O adiamento das eleições municipais em nosso país, concretizado pela EC 107, gera reflexos não apenas no calendário, mas em todo o processo eleitoral.

 

Mediador: Luis Paulo Zolandeck | Painelistas: Ministro Tarcísio Vieira, Gustavo Severo e Angela Cignachi

Sobre o tema, o Ministro do TSE Tarcísio Vieira abriu o painel vinculando as eleições municipais e a pandemia da perspectiva da restauração do desenvolvimento da democracia, sob a qual pairam diversos ângulos de observação. Seguramente a pandemia deitou reflexos inimagináveis do ponto de vista sanitário, fiscal, social e jurídico. Todos os setores do direito eleitoral foram desafiados de uma vez só. Para o Ministro, o direito eleitoral teria sido, mais que outros setores, atingidos em cheio. Assim, sendo certo que para males extremos só são eficazes os remédios intensos, em tempos de pandemia soluções jurídicas criativas mais do que nunca têm sido cogitadas.

O direito eleitoral não tem logrado fornecer um estado de coisas que possa ser qualificado como de soluções previsíveis. No afã de dotar a ordem jurídica de instrumentos para enfrentamento, têm sido cogitadas não só leis, mas toda uma dose normativa secundária. Há, segundo o Ministro, uma especial preocupação com a qualidade material das eleições, com a democracia substancial, uma democracia que não seja meramente semântica. Em uma análise internacional, o Ministro relatou a preocupação com relação às ameaças não apenas ligadas as datas dos turnos de votação, mas de muitas outras conquistas ligadas aos signos da democracia substancial.

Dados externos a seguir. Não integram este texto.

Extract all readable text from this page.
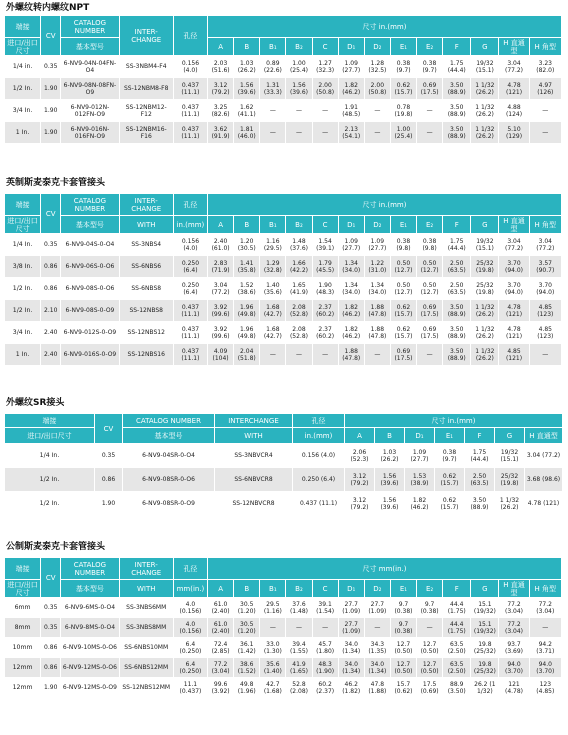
外螺纹转内螺纹NPT
端接	CV	CATALOG NUMBER	INTER- CHANGE	孔径	尺寸 in.(mm)												
进口/出口尺寸		基本型号			A	B	B₁	B₂	C	D₁	D₂	E₁	E₂	F	G	H 直通型	H 角型
1/4 in.	0.35	6-NV9-04N-04FN-O4	SS-3NBM4-F4	0.156 (4.0)	2.03 (51.6)	1.03 (26.2)	0.89 (22.6)	1.00 (25.4)	1.27 (32.3)	1.09 (27.7)	1.28 (32.5)	0.38 (9.7)	0.38 (9.7)	1.75 (44.4)	19/32 (15.1)	3.04 (77.2)	3.23 (82.0)
1/2 In.	1.90	6-NV9-08N-08FN-O9	SS-12NBM8-F8	0.437 (11.1)	3.12 (79.2)	1.56 (39.6)	1.31 (33.3)	1.56 (39.6)	2.00 (50.8)	1.82 (46.2)	2.00 (50.8)	0.62 (15.7)	0.69 (17.5)	3.50 (88.9)	1 1/32 (26.2)	4.78 (121)	4.97 (126)
3/4 In.	1.90	6-NV9-012N-012FN-O9	SS-12NBM12-F12	0.437 (11.1)	3.25 (82.6)	1.62 (41.1)	—	—	—	1.91 (48.5)	—	0.78 (19.8)	—	3.50 (88.9)	1 1/32 (26.2)	4.88 (124)	—
1 In.	1.90	6-NV9-016N-016FN-O9	SS-12NBM16-F16	0.437 (11.1)	3.62 (91.9)	1.81 (46.0)	—	—	—	2.13 (54.1)	—	1.00 (25.4)	—	3.50 (88.9)	1 1/32 (26.2)	5.10 (129)	—
英制斯麦泰克卡套管接头
端接	CV	CATALOG NUMBER	INTER- CHANGE	孔径	尺寸 in.(mm)												
进口/出口尺寸		基本型号	WITH	in.(mm)	A	B	B₁	B₂	C	D₁	D₂	E₁	E₂	F	G	H 直通型	H 角型
1/4 In.	0.35	6-NV9-04S-0-O4	SS-3NBS4	0.156 (4.0)	2.40 (61.0)	1.20 (30.5)	1.16 (29.5)	1.48 (37.6)	1.54 (39.1)	1.09 (27.7)	1.09 (27.7)	0.38 (9.8)	0.38 (9.8)	1.75 (44.4)	19/32 (15.1)	3.04 (77.2)	3.04 (77.2)
3/8 In.	0.86	6-NV9-06S-0-O6	SS-6NBS6	0.250 (6.4)	2.83 (71.9)	1.41 (35.8)	1.29 (32.8)	1.66 (42.2)	1.79 (45.5)	1.34 (34.0)	1.22 (31.0)	0.50 (12.7)	0.50 (12.7)	2.50 (63.5)	25/32 (19.8)	3.70 (94.0)	3.57 (90.7)
1/2 In.	0.86	6-NV9-08S-0-O6	SS-6NBS8	0.250 (6.4)	3.04 (77.2)	1.52 (38.6)	1.40 (35.6)	1.65 (41.9)	1.90 (48.3)	1.34 (34.0)	1.34 (34.0)	0.50 (12.7)	0.50 (12.7)	2.50 (63.5)	25/32 (19.8)	3.70 (94.0)	3.70 (94.0)
1/2 In.	2.10	6-NV9-08S-0-O9	SS-12NBS8	0.437 (11.1)	3.92 (99.6)	1.96 (49.8)	1.68 (42.7)	2.08 (52.8)	2.37 (60.2)	1.82 (46.2)	1.88 (47.8)	0.62 (15.7)	0.69 (17.5)	3.50 (88.9)	1 1/32 (26.2)	4.78 (121)	4.85 (123)
3/4 In.	2.40	6-NV9-012S-0-O9	SS-12NBS12	0.437 (11.1)	3.92 (99.6)	1.96 (49.8)	1.68 (42.7)	2.08 (52.8)	2.37 (60.2)	1.82 (46.2)	1.88 (47.8)	0.62 (15.7)	0.69 (17.5)	3.50 (88.9)	1 1/32 (26.2)	4.78 (121)	4.85 (123)
1 In.	2.40	6-NV9-016S-0-O9	SS-12NBS16	0.437 (11.1)	4.09 (104)	2.04 (51.8)	—	—	—	1.88 (47.8)	—	0.69 (17.5)	—	3.50 (88.9)	1 1/32 (26.2)	4.85 (121)	—
外螺纹SR接头
端接	CV	CATALOG NUMBER	INTERCHANGE	孔径	尺寸 in.(mm)						
进口/出口尺寸		基本型号	WITH	in.(mm)	A	B	D₁	E₁	F	G	H 直通型
1/4 In.	0.35	6-NV9-04SR-0-O4	SS-3NBVCR4	0.156 (4.0)	2.06 (52.3)	1.03 (26.2)	1.09 (27.7)	0.38 (9.7)	1.75 (44.4)	19/32 (15.1)	3.04 (77.2)
1/2 In.	0.86	6-NV9-08SR-0-O6	SS-6NBVCR8	0.250 (6.4)	3.12 (79.2)	1.56 (39.6)	1.53 (38.9)	0.62 (15.7)	2.50 (63.5)	25/32 (19.8)	3.68 (98.6)
1/2 In.	1.90	6-NV9-08SR-0-O9	SS-12NBVCR8	0.437 (11.1)	3.12 (79.2)	1.56 (39.6)	1.82 (46.2)	0.62 (15.7)	3.50 (88.9)	1 1/32 (26.2)	4.78 (121)
公制斯麦泰克卡套管接头
端接	CV	CATALOG NUMBER	INTER- CHANGE	孔径	尺寸 mm(in.)												
进口/出口尺寸		基本型号	WITH	mm(in.)	A	B	B₁	B₂	C	D₁	D₂	E₁	E₂	F	G	H 直通型	H 角型
6mm	0.35	6-NV9-6MS-0-O4	SS-3NBS6MM	4.0 (0.156)	61.0 (2.40)	30.5 (1.20)	29.5 (1.16)	37.6 (1.48)	39.1 (1.54)	27.7 (1.09)	27.7 (1.09)	9.7 (0.38)	9.7 (0.38)	44.4 (1.75)	15.1 (19/32)	77.2 (3.04)	77.2 (3.04)
8mm	0.35	6-NV9-8MS-0-O4	SS-3NBS8MM	4.0 (0.156)	61.0 (2.40)	30.5 (1.20)	—	—	—	27.7 (1.09)	—	9.7 (0.38)	—	44.4 (1.75)	15.1 (19/32)	77.2 (3.04)	—
10mm	0.86	6-NV9-10MS-0-O6	SS-6NBS10MM	6.4 (0.250)	72.4 (2.85)	36.1 (1.42)	33.0 (1.30)	39.4 (1.55)	45.7 (1.80)	34.0 (1.34)	34.3 (1.35)	12.7 (0.50)	12.7 (0.50)	63.5 (2.50)	19.8 (25/32)	93.7 (3.69)	94.2 (3.71)
12mm	0.86	6-NV9-12MS-0-O6	SS-6NBS12MM	6.4 (0.250)	77.2 (3.04)	38.6 (1.52)	35.6 (1.40)	41.9 (1.65)	48.3 (1.90)	34.0 (1.34)	34.0 (1.34)	12.7 (0.50)	12.7 (0.50)	63.5 (2.50)	19.8 (25/32)	94.0 (3.70)	94.0 (3.70)
12mm	1.90	6-NV9-12MS-0-O9	SS-12NBS12MM	11.1 (0.437)	99.6 (3.92)	49.8 (1.96)	42.7 (1.68)	52.8 (2.08)	60.2 (2.37)	46.2 (1.82)	47.8 (1.88)	15.7 (0.62)	17.5 (0.69)	88.9 (3.50)	26.2 (1 1/32)	121 (4.78)	123 (4.85)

Segundo ele, olhos abertos e ouvidos atentos nunca serão tão importantes.

Ao ser questionado sobre o que fazer se no final de outubro ou início de novembro os índices de contaminação do COVID-19 estiverem ainda em patamares que viessem a indicar, por especialistas médicos e sanitários consultados pela Justiça Eleitoral, uma nova postergação, o Ministro Tarcísio destacou o desafio deste diálogo entre o direito eleitoral e a medicina. Segundo ele, esse diálogo acaba por demonstrar a fragilidade da ciência jurídica no enfrentamento de questões para as quais o direito não foi preparado.

O advogado Gustavo Severo nos trouxe as discussões e desafios por detrás da promulgação da PEC 107. Ressaltou, ainda, a preocupação em não reabrir prazos vencidos antes de sua promulgação, bem como a de adiar por 42 dias de forma paritária todos os prazos previstos para evitar discrepâncias.

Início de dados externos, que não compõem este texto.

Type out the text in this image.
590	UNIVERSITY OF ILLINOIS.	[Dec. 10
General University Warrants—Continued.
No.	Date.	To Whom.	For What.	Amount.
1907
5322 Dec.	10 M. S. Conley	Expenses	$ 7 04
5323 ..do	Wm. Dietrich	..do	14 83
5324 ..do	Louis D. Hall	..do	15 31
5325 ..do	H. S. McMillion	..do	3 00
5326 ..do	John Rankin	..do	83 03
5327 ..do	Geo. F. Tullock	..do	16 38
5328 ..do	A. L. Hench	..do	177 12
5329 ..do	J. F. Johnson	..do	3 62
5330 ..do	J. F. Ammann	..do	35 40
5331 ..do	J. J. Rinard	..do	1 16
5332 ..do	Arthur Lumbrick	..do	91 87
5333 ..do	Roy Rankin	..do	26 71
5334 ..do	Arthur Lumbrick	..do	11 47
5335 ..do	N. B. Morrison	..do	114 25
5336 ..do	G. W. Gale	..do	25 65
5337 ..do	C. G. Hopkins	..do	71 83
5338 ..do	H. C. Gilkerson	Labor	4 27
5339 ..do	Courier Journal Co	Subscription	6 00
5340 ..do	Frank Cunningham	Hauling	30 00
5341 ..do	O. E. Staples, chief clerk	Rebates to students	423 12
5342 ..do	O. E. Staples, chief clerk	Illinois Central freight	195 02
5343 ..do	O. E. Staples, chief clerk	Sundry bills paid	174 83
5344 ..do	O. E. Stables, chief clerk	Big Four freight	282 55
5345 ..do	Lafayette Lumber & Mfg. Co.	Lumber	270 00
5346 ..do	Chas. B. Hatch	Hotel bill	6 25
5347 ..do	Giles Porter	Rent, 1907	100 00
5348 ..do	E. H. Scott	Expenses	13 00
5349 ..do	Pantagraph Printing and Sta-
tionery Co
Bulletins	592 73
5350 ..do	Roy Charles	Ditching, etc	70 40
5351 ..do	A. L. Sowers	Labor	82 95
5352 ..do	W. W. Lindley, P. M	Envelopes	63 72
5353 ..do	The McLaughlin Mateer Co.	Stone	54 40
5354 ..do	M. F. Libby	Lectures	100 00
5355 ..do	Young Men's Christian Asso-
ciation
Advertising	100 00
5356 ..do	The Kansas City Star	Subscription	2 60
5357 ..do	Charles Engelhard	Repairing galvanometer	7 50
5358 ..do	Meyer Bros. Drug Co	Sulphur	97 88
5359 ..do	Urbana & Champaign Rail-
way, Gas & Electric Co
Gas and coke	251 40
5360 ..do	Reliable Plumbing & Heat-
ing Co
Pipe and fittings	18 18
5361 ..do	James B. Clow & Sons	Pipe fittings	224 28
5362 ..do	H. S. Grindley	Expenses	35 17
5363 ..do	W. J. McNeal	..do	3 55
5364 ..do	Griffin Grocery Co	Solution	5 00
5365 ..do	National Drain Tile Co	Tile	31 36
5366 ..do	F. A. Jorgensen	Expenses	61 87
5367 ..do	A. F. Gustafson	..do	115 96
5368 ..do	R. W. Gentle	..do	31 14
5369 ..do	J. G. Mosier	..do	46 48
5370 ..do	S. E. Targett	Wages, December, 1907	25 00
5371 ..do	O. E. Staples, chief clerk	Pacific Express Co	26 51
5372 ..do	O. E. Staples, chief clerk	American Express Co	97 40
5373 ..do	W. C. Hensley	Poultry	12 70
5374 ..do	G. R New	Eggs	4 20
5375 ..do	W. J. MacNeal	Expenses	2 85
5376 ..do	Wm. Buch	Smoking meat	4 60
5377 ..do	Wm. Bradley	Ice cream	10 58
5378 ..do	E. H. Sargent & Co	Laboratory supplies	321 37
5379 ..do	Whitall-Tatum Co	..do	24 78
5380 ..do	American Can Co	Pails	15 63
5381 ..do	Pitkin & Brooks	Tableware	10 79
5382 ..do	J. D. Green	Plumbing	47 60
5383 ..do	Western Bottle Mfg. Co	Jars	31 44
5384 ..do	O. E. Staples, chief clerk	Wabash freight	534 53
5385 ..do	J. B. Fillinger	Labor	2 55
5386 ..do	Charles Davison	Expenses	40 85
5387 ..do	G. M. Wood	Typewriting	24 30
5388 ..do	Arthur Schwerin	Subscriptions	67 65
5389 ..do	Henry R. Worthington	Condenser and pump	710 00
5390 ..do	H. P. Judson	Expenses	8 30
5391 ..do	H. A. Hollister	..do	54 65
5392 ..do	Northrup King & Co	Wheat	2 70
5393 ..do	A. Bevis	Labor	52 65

Outra preocupação foi a de retirar, na medida do possível, a influência das forças políticas locais nas definições sobre a pandemia e a necessidade de novo adiamento, o que poderia ser perigoso segundo o advogado. Essa questão foi definida do parágrafo 4º da EC, que dispõe que no caso de as condições sanitárias de um Estado ou Município não permitirem a realização das eleições nas datas previstas cabe ao Congresso Nacional, por provocação do TSE, desde que mediante parecer de autoridade sanitária nacional, editar decreto legislativo a fim de designar novas datas para a realização do pleito.

Da mesma forma, um desdobramento dessa preocupação foi manifestado no inciso VI do parágrafo 3º ao retirar o poder do juiz local de decidir ou limitar atos de propaganda. O advogado questionou até que ponto questões sanitárias serão utilizadas pelo juiz local com poder de polícia para proibir atos legítimos de propaganda.

Ainda, destacou de forma positiva a previsão do inciso II do parágrafo 3º ao prorrogar o prazo para a propositura da representação de que trata o art. 30-A até o dia 1º de março de 2021, tendo em vista que o julgamento das prestações de contas se dará até 12 de fevereiro.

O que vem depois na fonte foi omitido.